Perguntei-lhe por que o fato de lhe oferecerem comida era um indício de que eram fantasmas.

Não respondeu. Sondei-o mais e perguntei se era costume entre os índios mazatecas negarem comida, ou se preocuparem muito com matéria de comida.

Respondeu que o tom da voz deles, sua ansiedade para atraí-lo e a maneira de os fantasmas falarem a respeito de comida eram os indícios; e que ele sabia disso porque seu aliado o estava ajudando. Falou que, sozinho, nunca teria notado aquelas peculiaridades.

— Aqueles fantasmas eram aliados, Dom Genaro? — perguntei.

— Não. Eram pessoas.

— Pessoas? Mas você disse que eram fantasmas.

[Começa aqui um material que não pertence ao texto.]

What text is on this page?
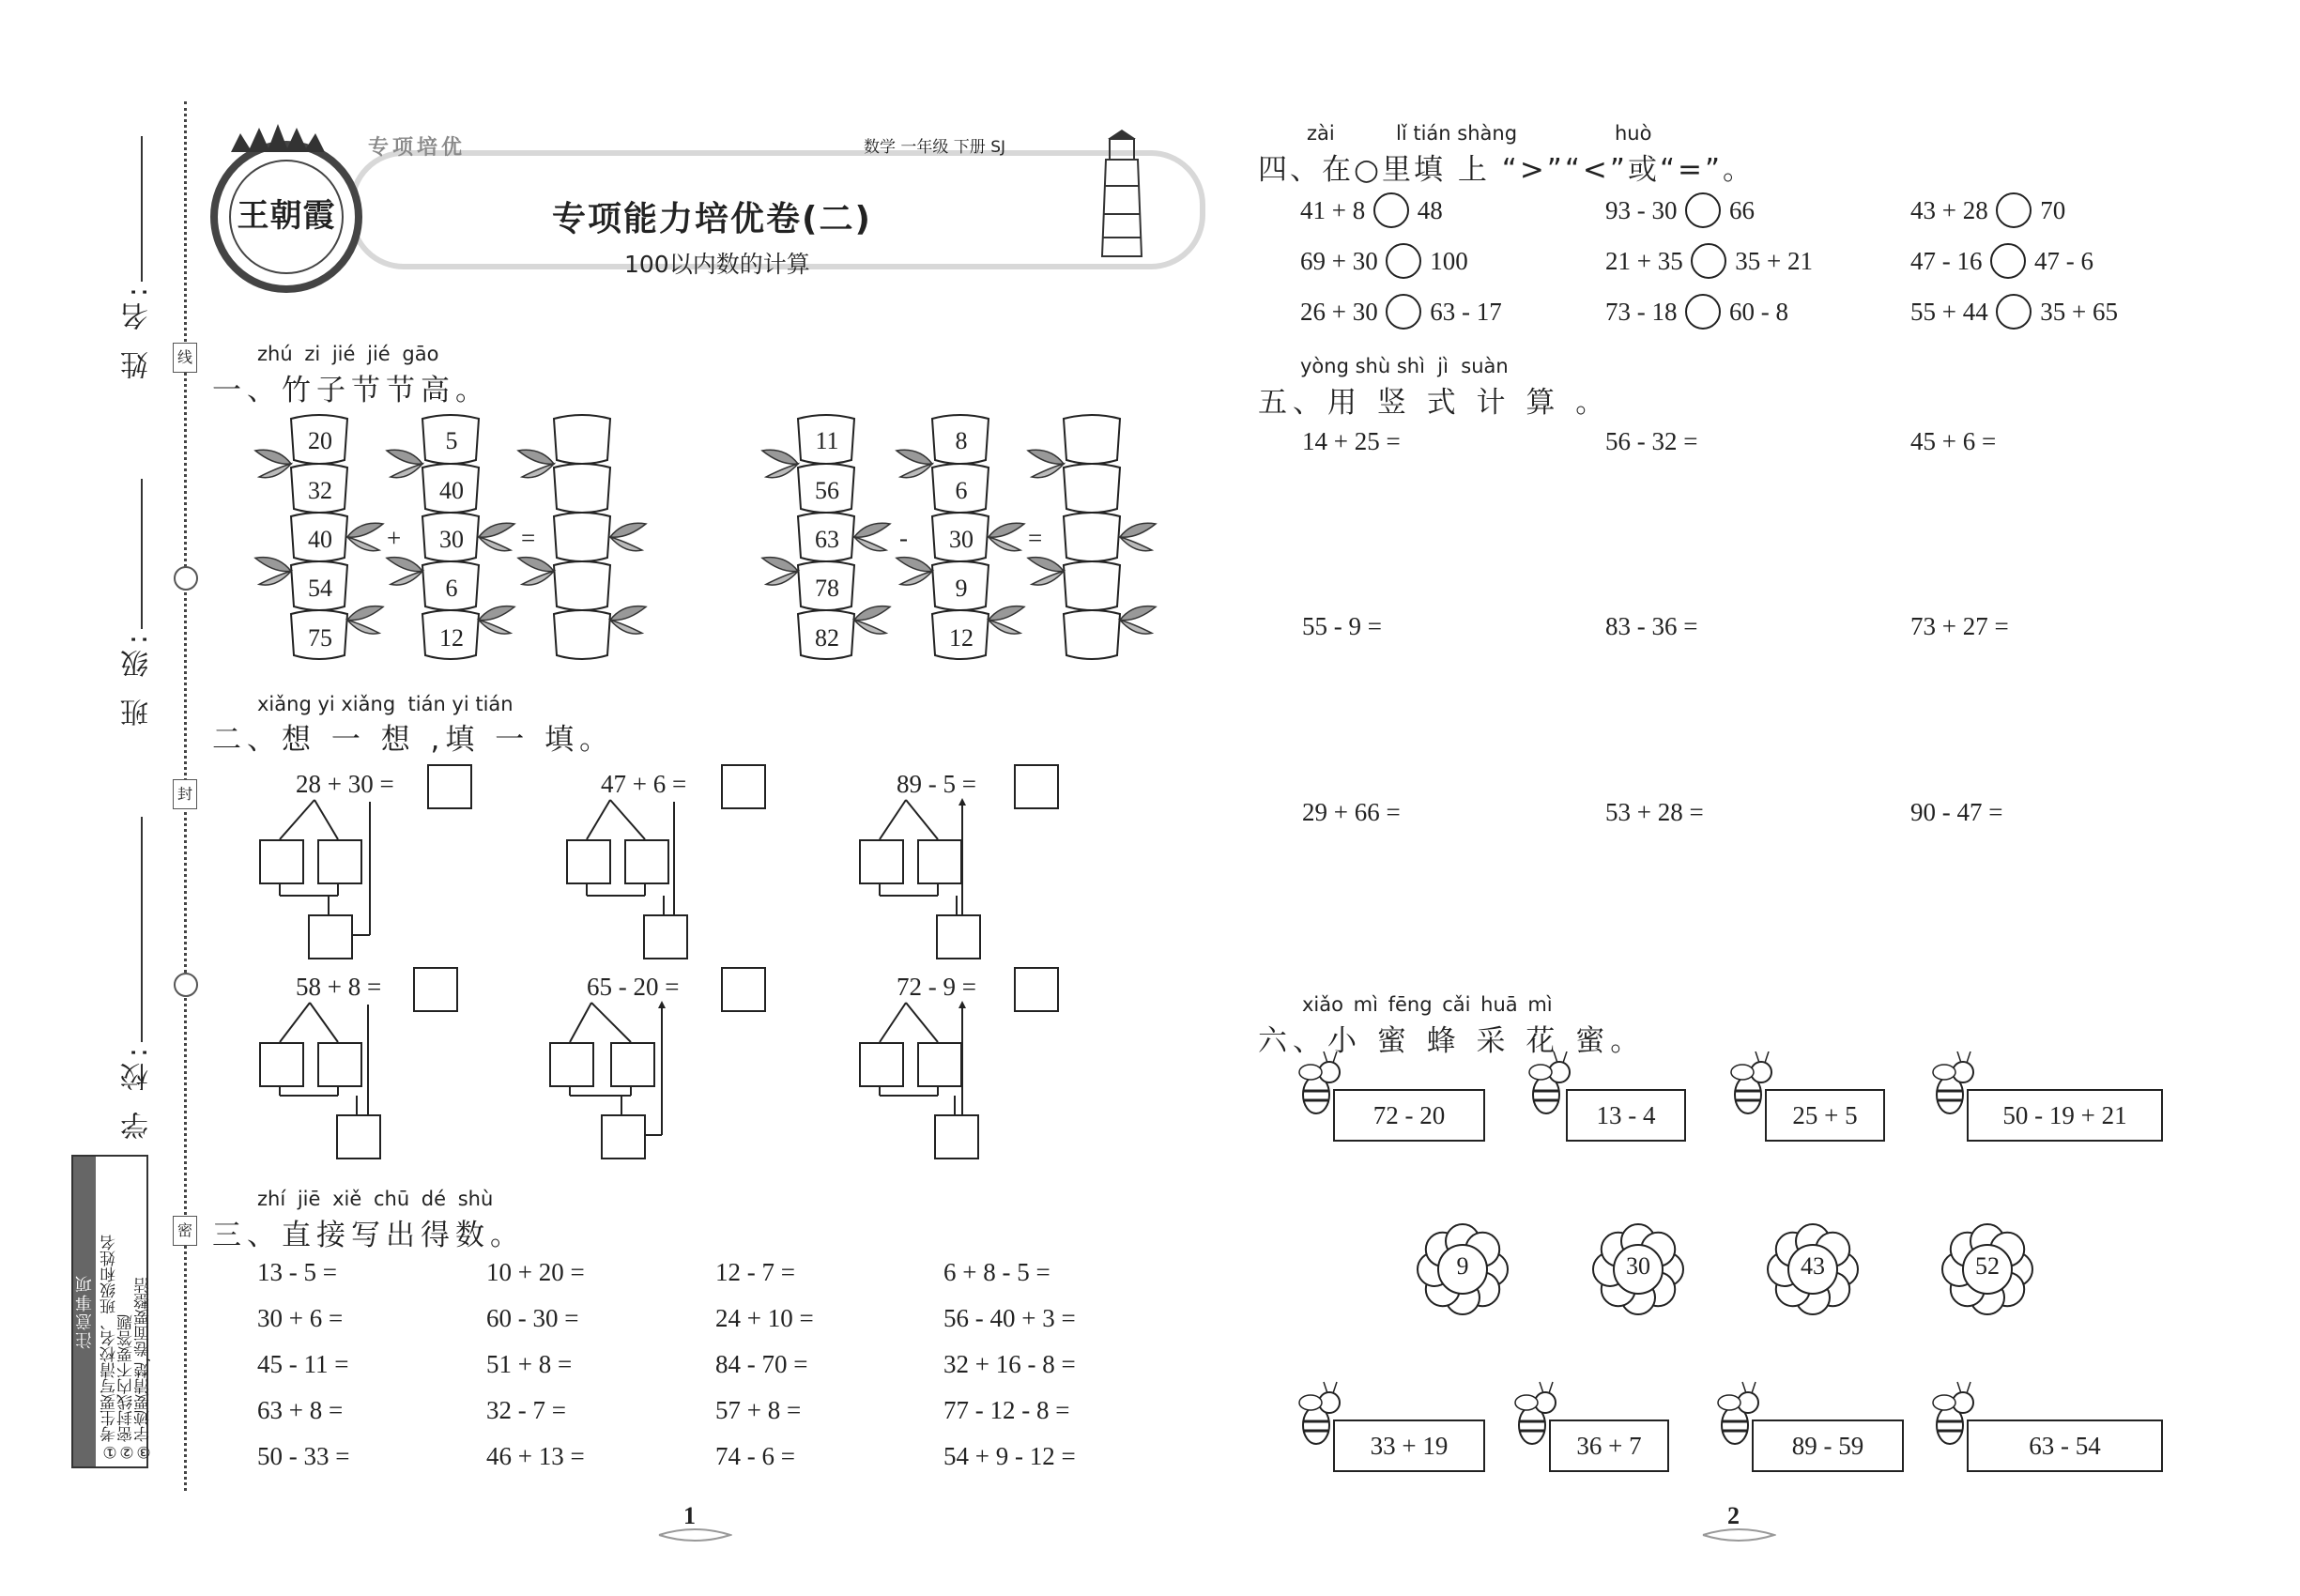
姓 名:
班 级:
学 校:
线
封
密
注意事项 ①考生要写清校名、班级和姓名
②密封线内不要答题
③字迹要清楚,卷面要整洁
王朝霞
专项培优	数学 一年级 下册 SJ
专项能力培优卷(二)
100以内数的计算
zhú zi jié jié gāo
一、竹子节节高。
20
32
40
54
75
5
40
30
6
12
+	=
11
56
63
78
82
8
6
30
9
12
-	=
xiǎng yi xiǎng  tián yi tián
二、想 一 想 ,填 一 填。
28 + 30 =	47 + 6 =	89 - 5 =
58 + 8 =	65 - 20 =	72 - 9 =
zhí jiē xiě chū dé shù
三、直接写出得数。
13 - 5 =	10 + 20 =	12 - 7 =	6 + 8 - 5 =
30 + 6 =	60 - 30 =	24 + 10 =	56 - 40 + 3 =
45 - 11 =	51 + 8 =	84 - 70 =	32 + 16 - 8 =
63 + 8 =	32 - 7 =	57 + 8 =	77 - 12 - 8 =
50 - 33 =	46 + 13 =	74 - 6 =	54 + 9 - 12 =
1
zài	lǐ tián shàng	huò
四、在○里填 上 “>”“<”或“=”。
41 + 8 48	93 - 30 66	43 + 28 70
69 + 30 100	21 + 35 35 + 21	47 - 16 47 - 6
26 + 30 63 - 17	73 - 18 60 - 8	55 + 44 35 + 65
yòng shù shì  jì  suàn
五、用 竖 式 计 算 。
14 + 25 =	56 - 32 =	45 + 6 =
55 - 9 =	83 - 36 =	73 + 27 =
29 + 66 =	53 + 28 =	90 - 47 =
xiǎo mì fēng cǎi huā mì
六、小 蜜 蜂 采 花 蜜。
72 - 20	13 - 4	25 + 5	50 - 19 + 21
9	30	43	52
33 + 19	36 + 7	89 - 59	63 - 54
2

— Disse que não eram mais reais. Depois de meu encontro com o aliado, nada mais era real.

Ficamos calados por muito tempo.
— Qual foi o resultado final dessa experiência, Dom Genaro?

— perguntei,

— Resultado final?

— Quero dizer, você chegou a Ixtlan? Os dois riram ao mesmo tempo.

— Então para você é esse o resultado final — observou Dom Juan. — Vamos dizer assim, então. Não houve resultado final na viagem de Genaro. Nunca haverá um resultado final. Genaro ainda está a caminho de Ixtlan!

Dom Genaro olhou para mim de maneira penetrante e depois virou a cabeça para olhar para longe, para o sul.

— Nunca chegarei a Ixtlan — disse ele. Sua voz era firme mas baixa, quase um murmúrio. — No entanto, em meus sentimentos... em meus sentimentos, às vezes acho que estou a apenas um passo de alcançá-la. No entanto, nunca a alcançarei. Em minha viagem, nem encontro os marcos conhecidos que costumava achar. Nada é igual.

Dom Juan e Dom Genaro se olharam. Havia algo de muito triste no olhar deles.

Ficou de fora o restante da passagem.